Acórdão nº 654/13.8PALGS-A.E1 de Tribunal da Relação de Évora, 12 de Setembro de 2023

Magistrado ResponsávelFÁTIMA BERNARDES
Data da Resolução12 de Setembro de 2023
EmissorTribunal da Relação de Évora

Acordam, em conferência, na Secção Criminal do Tribunal da Relação de Évora: 1. RELATÓRIO 1.1. Nos autos de processo comum n.º 654/13.8PALGS, do Tribunal Judicial da Comarca de Faro – Juízo Central Criminal de Portimão – Juiz 3, por acórdão proferido em 28/10/2016, transitado em julgado a 28/11/2016, foi o arguido AA condenado, em cúmulo jurídico, na pena única de 5 (cinco) anos de prisão [pela prática, em 06/10/2013, de um crime de homicídio, na forma tentada, p. e p. pelos artigos 22º, n.º 2, al. b), 73º e 131º, n.º 1, todos do Código Penal, de um crime de ameaça, p. e p. pelo artigo 153º, n.º 1 do Código Penal e de um crime de detenção de arma proibida, p. e p. pelo artigo 86º, n.º 1, alíneas c) e d), por referência ao artigo 2º, n.º 1, al. x), 3º, n.º 2, al. l) e 4º, n.º 1, todos da Lei n.º 5/2006, de 23 de fevereiro], suspensa na respetiva execução, por igual período de tempo.

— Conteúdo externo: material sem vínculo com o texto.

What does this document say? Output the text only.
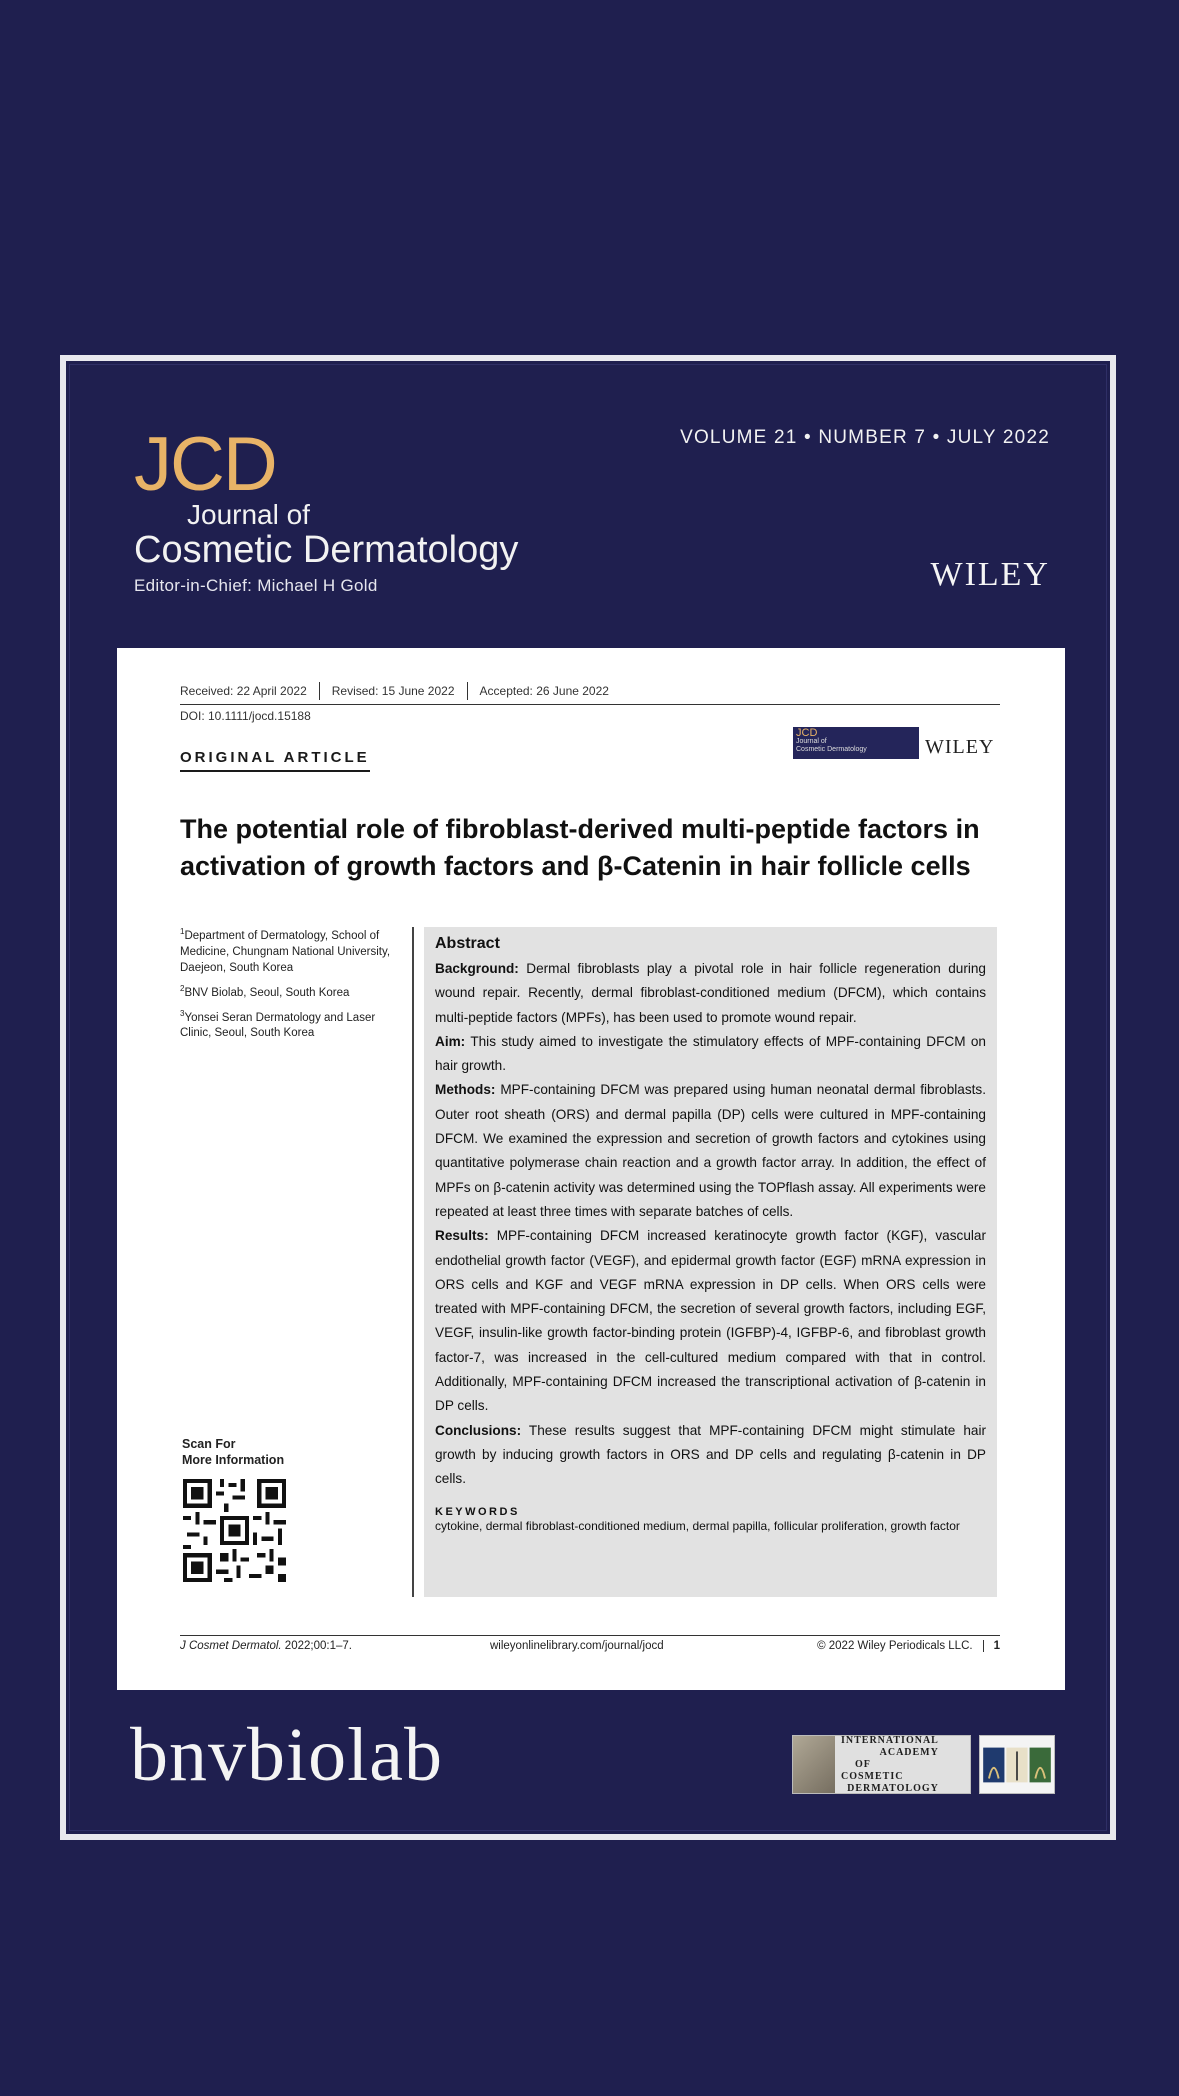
JCD
Journal of
Cosmetic Dermatology
Editor-in-Chief: Michael H Gold
VOLUME 21 • NUMBER 7 • JULY 2022
WILEY
Received: 22 April 2022	Revised: 15 June 2022	Accepted: 26 June 2022
DOI: 10.1111/jocd.15188
ORIGINAL ARTICLE
JCD
Journal of
Cosmetic Dermatology	WILEY
The potential role of fibroblast-derived multi-peptide factors in activation of growth factors and β-Catenin in hair follicle cells

$^1$Department of Dermatology, School of Medicine, Chungnam National University, Daejeon, South Korea

$^2$BNV Biolab, Seoul, South Korea

$^3$Yonsei Seran Dermatology and Laser Clinic, Seoul, South Korea

Abstract

Background: Dermal fibroblasts play a pivotal role in hair follicle regeneration during wound repair. Recently, dermal fibroblast-conditioned medium (DFCM), which contains multi-peptide factors (MPFs), has been used to promote wound repair.

Aim: This study aimed to investigate the stimulatory effects of MPF-containing DFCM on hair growth.

Methods: MPF-containing DFCM was prepared using human neonatal dermal fibroblasts. Outer root sheath (ORS) and dermal papilla (DP) cells were cultured in MPF-containing DFCM. We examined the expression and secretion of growth factors and cytokines using quantitative polymerase chain reaction and a growth factor array. In addition, the effect of MPFs on β-catenin activity was determined using the TOPflash assay. All experiments were repeated at least three times with separate batches of cells.

Results: MPF-containing DFCM increased keratinocyte growth factor (KGF), vascular endothelial growth factor (VEGF), and epidermal growth factor (EGF) mRNA expression in ORS cells and KGF and VEGF mRNA expression in DP cells. When ORS cells were treated with MPF-containing DFCM, the secretion of several growth factors, including EGF, VEGF, insulin-like growth factor-binding protein (IGFBP)-4, IGFBP-6, and fibroblast growth factor-7, was increased in the cell-cultured medium compared with that in control. Additionally, MPF-containing DFCM increased the transcriptional activation of β-catenin in DP cells.

Conclusions: These results suggest that MPF-containing DFCM might stimulate hair growth by inducing growth factors in ORS and DP cells and regulating β-catenin in DP cells.

KEYWORDS
cytokine, dermal fibroblast-conditioned medium, dermal papilla, follicular proliferation, growth factor
Scan For
More Information
J Cosmet Dermatol. 2022;00:1–7.	wileyonlinelibrary.com/journal/jocd	© 2022 Wiley Periodicals LLC.	1
bnvbiolab	INTERNATIONAL
ACADEMY
OF
COSMETIC
DERMATOLOGY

1.2. Decorrido o período da suspensão da execução da pena de prisão, foi junto aos autos CRC atualizado do condenado.

1.3. Resultando do teor do CRC que em 06/09/2020, no decurso do período de suspensão da execução daquela pena, praticou um crime de detenção de arma proibida p. e p. pelo artigo 86º, n.º 1, al. d), da Lei n.º 5/2006, de 23 de fevereiro, por que foi condenado, por sentença proferida, no âmbito do processo abreviado n.º 534/20.0PALGS, transitada em julgado em 16/03/2022, na pena de 7 (sete) meses de prisão, teve lugar a audição do condenado, ao abrigo do disposto no artigo 495º, n.º 2, do CPP.

1.4. Por despacho proferido em 01/03/2023 foi revogada a suspensão da execução da aludida pena de 5 (cinco) anos de prisão, ao abrigo do disposto no artigo 56º, n.º 1, al. b) do Código Penal e determinado o respetivo cumprimento pelo condenado.

1.5. Inconformados com o assim decidido, o Ministério Público e o condenado interpuseram recurso para este Tribunal da Relação, apresentado a respetiva motivação e extraindo dela as seguintes conclusões: 1.5.1. O Ministério Público: «1. O Ministério Público interpõe o presente recurso, por não concordar com a decisão proferida nos presentes autos no dia 1 de Março de 2023, nos termos da qual, foi decidido revogar a suspensão da execução da pena de 5 anos de prisão a que AA foi condenado e, consequente, determinação do cumprimento efectivo daquela.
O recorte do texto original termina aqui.